Written policies and procedures.

Client due diligence procedures.

Record-keeping procedures.

Suspicious transaction reporting procedures.

Staff training programme.

The compliance programme does not need to be elaborate, but it must exist in writing and must reflect your actual operations.


The Penalty Level

FRC penalty notices issued in early 2026 have been in the range of KES 200,000 to KES 250,000 per non-compliant firm.

For a solo advocate's firm, this is significant. For a small real estate agency, it is significant. For larger firms, it is manageable in monetary terms but damaging in reputational and regulatory terms.

The FRC also has the power to refer serious non-compliance to prosecuting authorities for criminal action under POCAMLA 2025.


The Post-Sehmi Connection

The DNFBP compliance deadline coincides with the post-Sehmi requirement for advocates to conduct independent root-of-title verification.

Both requirements point in the same direction: property professionals in Kenya must now verify more, document more, and demonstrate that verification through matter file records.

A property advocate who has implemented their DNFBP compliance programme and who uses Litmus verifications as their independent title verification tool has:

A registered FRC compliance programme covering client due diligence and source-of-funds verification.

Matter files containing documented root-of-title verification (the Litmus report) and court process and gazette searches.

Section 106B-certified electronic records in the verification report.

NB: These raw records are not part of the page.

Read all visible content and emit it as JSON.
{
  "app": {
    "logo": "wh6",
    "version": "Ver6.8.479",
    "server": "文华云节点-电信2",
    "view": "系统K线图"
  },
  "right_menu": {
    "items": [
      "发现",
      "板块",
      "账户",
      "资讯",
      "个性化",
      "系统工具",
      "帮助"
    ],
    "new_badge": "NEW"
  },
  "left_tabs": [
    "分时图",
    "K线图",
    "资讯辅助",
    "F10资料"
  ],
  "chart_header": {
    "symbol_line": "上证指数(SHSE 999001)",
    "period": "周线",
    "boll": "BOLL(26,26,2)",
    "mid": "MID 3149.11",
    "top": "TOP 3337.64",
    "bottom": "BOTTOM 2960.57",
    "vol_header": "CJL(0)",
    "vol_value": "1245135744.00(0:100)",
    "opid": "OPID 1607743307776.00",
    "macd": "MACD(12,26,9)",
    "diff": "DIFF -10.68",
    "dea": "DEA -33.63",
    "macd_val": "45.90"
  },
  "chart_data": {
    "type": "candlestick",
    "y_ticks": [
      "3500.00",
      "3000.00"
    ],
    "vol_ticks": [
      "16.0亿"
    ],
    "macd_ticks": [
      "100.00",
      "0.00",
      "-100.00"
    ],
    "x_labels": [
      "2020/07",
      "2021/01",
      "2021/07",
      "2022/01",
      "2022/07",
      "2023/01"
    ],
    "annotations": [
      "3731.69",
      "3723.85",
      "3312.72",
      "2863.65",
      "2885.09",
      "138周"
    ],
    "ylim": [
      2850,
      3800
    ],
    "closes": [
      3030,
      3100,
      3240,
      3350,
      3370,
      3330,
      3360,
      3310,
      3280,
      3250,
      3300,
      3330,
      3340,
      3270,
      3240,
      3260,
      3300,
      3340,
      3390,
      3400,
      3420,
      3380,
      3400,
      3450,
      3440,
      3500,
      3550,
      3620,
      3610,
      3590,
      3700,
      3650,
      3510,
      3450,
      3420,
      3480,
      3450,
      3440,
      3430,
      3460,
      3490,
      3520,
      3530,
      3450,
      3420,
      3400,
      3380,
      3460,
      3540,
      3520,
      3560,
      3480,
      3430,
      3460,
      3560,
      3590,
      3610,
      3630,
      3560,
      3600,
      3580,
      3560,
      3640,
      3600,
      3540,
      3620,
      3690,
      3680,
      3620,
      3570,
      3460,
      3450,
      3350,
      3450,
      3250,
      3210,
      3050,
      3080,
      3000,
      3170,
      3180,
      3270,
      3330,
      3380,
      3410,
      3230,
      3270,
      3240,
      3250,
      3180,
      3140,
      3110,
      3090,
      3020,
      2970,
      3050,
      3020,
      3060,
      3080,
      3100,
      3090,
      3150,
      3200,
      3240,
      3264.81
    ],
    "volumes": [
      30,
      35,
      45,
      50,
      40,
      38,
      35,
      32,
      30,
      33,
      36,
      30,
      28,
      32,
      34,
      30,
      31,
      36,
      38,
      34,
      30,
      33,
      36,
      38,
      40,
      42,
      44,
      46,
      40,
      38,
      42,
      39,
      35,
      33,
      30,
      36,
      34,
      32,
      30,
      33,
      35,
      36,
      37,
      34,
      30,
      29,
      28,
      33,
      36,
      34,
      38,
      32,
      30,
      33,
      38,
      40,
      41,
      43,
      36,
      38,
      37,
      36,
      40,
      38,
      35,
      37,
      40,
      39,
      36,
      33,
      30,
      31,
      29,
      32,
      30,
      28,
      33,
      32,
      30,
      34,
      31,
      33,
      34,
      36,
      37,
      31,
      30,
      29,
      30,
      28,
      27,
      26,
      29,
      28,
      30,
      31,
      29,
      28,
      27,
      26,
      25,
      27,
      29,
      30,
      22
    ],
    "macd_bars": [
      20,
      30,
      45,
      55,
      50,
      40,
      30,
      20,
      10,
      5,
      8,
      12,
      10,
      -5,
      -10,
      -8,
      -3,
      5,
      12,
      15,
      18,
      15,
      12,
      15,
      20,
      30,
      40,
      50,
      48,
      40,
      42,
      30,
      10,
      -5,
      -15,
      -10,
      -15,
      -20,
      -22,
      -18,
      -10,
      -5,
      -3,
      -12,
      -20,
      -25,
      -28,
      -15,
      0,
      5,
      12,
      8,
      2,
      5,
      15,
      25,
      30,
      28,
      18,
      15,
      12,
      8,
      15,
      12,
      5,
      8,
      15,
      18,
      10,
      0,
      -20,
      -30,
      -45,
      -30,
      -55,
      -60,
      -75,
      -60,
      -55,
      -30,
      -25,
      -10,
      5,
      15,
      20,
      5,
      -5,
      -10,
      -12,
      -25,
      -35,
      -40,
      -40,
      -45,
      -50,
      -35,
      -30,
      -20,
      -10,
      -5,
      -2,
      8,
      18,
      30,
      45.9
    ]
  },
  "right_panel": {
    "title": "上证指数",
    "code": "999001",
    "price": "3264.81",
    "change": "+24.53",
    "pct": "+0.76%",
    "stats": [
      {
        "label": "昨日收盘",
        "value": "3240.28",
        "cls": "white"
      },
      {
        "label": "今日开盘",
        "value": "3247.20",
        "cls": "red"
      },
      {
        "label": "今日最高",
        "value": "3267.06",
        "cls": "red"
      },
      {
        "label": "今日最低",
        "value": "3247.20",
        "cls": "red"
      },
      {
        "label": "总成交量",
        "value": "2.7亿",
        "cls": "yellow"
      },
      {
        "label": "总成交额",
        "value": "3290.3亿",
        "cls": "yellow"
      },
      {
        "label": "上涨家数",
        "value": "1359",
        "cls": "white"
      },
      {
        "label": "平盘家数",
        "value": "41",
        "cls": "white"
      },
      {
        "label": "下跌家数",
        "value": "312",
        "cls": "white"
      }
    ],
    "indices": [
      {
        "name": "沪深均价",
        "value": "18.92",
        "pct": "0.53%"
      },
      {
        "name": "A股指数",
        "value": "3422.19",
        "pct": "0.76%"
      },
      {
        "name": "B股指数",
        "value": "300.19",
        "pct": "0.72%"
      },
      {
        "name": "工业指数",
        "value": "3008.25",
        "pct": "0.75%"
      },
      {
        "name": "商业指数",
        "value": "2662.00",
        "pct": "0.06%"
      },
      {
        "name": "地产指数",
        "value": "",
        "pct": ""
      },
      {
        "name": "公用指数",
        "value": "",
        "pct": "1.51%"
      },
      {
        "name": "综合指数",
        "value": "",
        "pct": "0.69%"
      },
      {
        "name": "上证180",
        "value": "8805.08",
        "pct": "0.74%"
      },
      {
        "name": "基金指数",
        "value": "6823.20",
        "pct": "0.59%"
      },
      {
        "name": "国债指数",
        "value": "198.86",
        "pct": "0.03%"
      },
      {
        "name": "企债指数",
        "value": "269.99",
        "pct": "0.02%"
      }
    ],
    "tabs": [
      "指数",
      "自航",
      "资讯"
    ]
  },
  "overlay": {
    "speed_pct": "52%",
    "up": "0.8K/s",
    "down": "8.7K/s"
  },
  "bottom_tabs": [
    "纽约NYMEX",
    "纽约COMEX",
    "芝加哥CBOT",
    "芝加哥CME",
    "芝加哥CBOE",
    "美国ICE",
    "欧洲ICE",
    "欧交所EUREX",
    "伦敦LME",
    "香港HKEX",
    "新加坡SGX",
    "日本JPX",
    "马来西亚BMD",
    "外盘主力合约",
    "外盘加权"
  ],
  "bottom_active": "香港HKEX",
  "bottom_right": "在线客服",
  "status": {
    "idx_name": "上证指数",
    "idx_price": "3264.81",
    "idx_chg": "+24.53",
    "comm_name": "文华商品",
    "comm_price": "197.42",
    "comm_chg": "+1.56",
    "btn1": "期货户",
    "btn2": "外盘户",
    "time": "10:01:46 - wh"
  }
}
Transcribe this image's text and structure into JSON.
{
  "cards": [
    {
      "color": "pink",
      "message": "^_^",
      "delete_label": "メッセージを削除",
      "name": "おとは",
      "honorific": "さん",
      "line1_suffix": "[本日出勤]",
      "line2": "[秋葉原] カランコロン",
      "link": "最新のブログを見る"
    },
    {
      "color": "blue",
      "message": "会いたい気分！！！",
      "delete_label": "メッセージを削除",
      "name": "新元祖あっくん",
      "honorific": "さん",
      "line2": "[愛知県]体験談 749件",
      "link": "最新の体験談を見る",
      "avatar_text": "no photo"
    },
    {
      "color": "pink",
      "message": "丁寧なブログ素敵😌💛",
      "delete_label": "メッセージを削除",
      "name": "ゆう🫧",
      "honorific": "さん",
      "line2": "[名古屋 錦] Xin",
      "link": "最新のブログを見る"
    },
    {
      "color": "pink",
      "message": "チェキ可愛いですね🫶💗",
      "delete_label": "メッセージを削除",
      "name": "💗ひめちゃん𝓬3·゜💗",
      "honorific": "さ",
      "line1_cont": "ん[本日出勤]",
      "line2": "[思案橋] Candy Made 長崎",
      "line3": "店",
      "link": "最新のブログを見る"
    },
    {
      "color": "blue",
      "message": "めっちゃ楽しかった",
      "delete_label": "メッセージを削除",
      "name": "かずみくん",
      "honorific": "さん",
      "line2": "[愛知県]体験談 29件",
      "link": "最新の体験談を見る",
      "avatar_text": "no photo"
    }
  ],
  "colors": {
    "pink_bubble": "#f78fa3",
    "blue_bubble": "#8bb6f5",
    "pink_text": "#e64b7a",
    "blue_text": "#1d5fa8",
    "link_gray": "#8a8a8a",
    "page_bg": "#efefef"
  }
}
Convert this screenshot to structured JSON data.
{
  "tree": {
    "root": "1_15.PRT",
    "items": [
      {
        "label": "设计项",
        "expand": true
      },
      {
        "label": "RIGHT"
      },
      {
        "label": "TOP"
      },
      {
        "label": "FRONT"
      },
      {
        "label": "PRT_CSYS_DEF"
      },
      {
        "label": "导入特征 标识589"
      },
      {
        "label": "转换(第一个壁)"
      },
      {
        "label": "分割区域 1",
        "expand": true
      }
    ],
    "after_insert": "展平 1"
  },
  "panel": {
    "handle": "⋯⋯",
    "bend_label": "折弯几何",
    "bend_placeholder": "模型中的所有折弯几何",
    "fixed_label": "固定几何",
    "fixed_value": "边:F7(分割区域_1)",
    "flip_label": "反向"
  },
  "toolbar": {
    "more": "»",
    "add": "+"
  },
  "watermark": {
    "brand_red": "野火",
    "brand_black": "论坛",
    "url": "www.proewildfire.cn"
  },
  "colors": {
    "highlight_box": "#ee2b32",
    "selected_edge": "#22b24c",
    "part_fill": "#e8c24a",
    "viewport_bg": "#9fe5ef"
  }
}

This is what a professionally compliant property law practice looks like in post-March 2026 Kenya.


What If You Have Already Been Issued a Penalty Notice?

If you have received an FRC penalty notice:

Do not ignore it. Non-response to an FRC penalty notice can escalate the matter.

Pay the penalty within the specified period.

Simultaneously, implement your compliance programme. The penalty notice should come with guidance on what the FRC found deficient.

File your registration and compliance programme as quickly as possible.

If you believe the penalty was issued in error or the amount is disproportionate, consult a Kenya advocate specialising in regulatory compliance for advice on any available appeals process.


This article is for general information only. It does not constitute legal advice. For DNFBP compliance advice specific to your firm, consult a Kenya advocate specialising in financial crime and regulatory compliance.